The DTABf is part of the DTA Guidelines, which also contain General Guidelines and the Transcription Guidelines. It is supposed to allow for unrestricted tagging regarding possible structural phenomena while at the same time avoiding ambiguities regarding the tagging of similar phenomena. This way we want to ensure coherence in text structuring within the whole DTA corpus. Regarding the wide temporal coverage of the DTA corpus as well as the diversity of text types and genres this named intend of the DTABf turns out to be a huge challenge due to the fact that the heterogeneity of texts is accompanied by a huge structural variability among the original text sources.
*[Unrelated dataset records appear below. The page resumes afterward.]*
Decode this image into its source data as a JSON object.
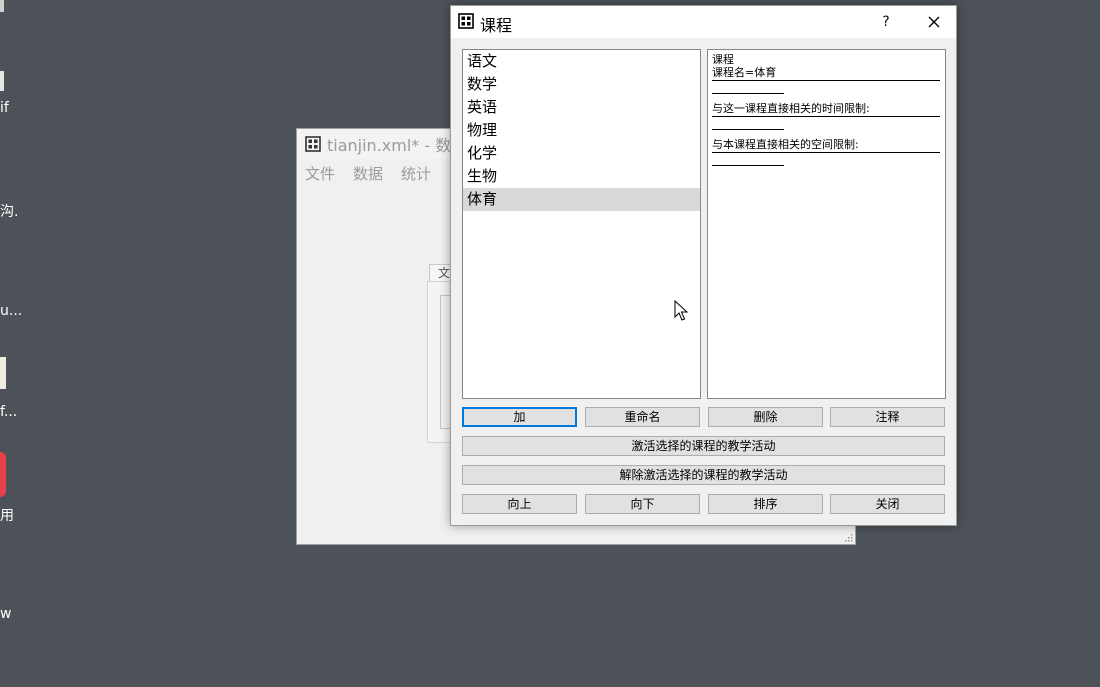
{
  "desktop": {
    "fragments": [
      "if",
      "沟.",
      "u...",
      "f...",
      "用",
      "w"
    ]
  },
  "background_window": {
    "title": "tianjin.xml* - 数",
    "menu": [
      "文件",
      "数据",
      "统计"
    ],
    "inner_tab": "文"
  },
  "dialog": {
    "title": "课程",
    "help_label": "?",
    "courses": [
      "语文",
      "数学",
      "英语",
      "物理",
      "化学",
      "生物",
      "体育"
    ],
    "selected_course": "体育",
    "detail": {
      "heading": "课程",
      "name_line": "课程名=体育",
      "time_constraints_label": "与这一课程直接相关的时间限制:",
      "space_constraints_label": "与本课程直接相关的空间限制:"
    },
    "buttons": {
      "add": "加",
      "rename": "重命名",
      "delete": "删除",
      "comment": "注释",
      "activate": "激活选择的课程的教学活动",
      "deactivate": "解除激活选择的课程的教学活动",
      "up": "向上",
      "down": "向下",
      "sort": "排序",
      "close": "关闭"
    }
  },
  "colors": {
    "desktop": "#4c5257",
    "dialog_bg": "#f0f0f0",
    "selection": "#d9d9d9",
    "focus_border": "#0078d7",
    "desktop_app_icon": "#e8404a"
  }
}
With the DTABf we are proposing a standardized format for the structural annotation of digitized historical texts. The advantage of such an approach is that diverse TEI texts become analyzable not only by similar methods but also in comparison with one another. The underlying annotation guidelines of the DTABf are documented extensively, this way ensuring that the tagging remains comprehensive. Thus, DTABf conformity not only facilitaes the integration of TEI texts into the DTA infrastructure but also their re-use inside other full text archives.

The DTA basic format was recommended by the DFG and CLARIN-D for subsequent use, namely in the following documents:

Handreichung: Empfehlungen zu datentechnischen Standards und Tools bei der Erhebung von Sprachkorpora. Hrsg. vom Fachkollegium Sprachwissenschaften der Deutschen Forschungsgemeinschaft (DFG). Bonn 2015.
Förderkriterien für wissenschaftliche Editionen in der Literaturwissenschaft. Hrsg. vom Fachkollegium Literaturwissenschaft der Deutschen Forschungsgemeinschaft (DFG). Bonn 2015.
CLARIN-D User Guide. Part II (Linguistic resources and tools), ch. 6 (Types of resources), section "Text Corpora". Hrsg. von CLARIN-D AP 5. Berlin 2012.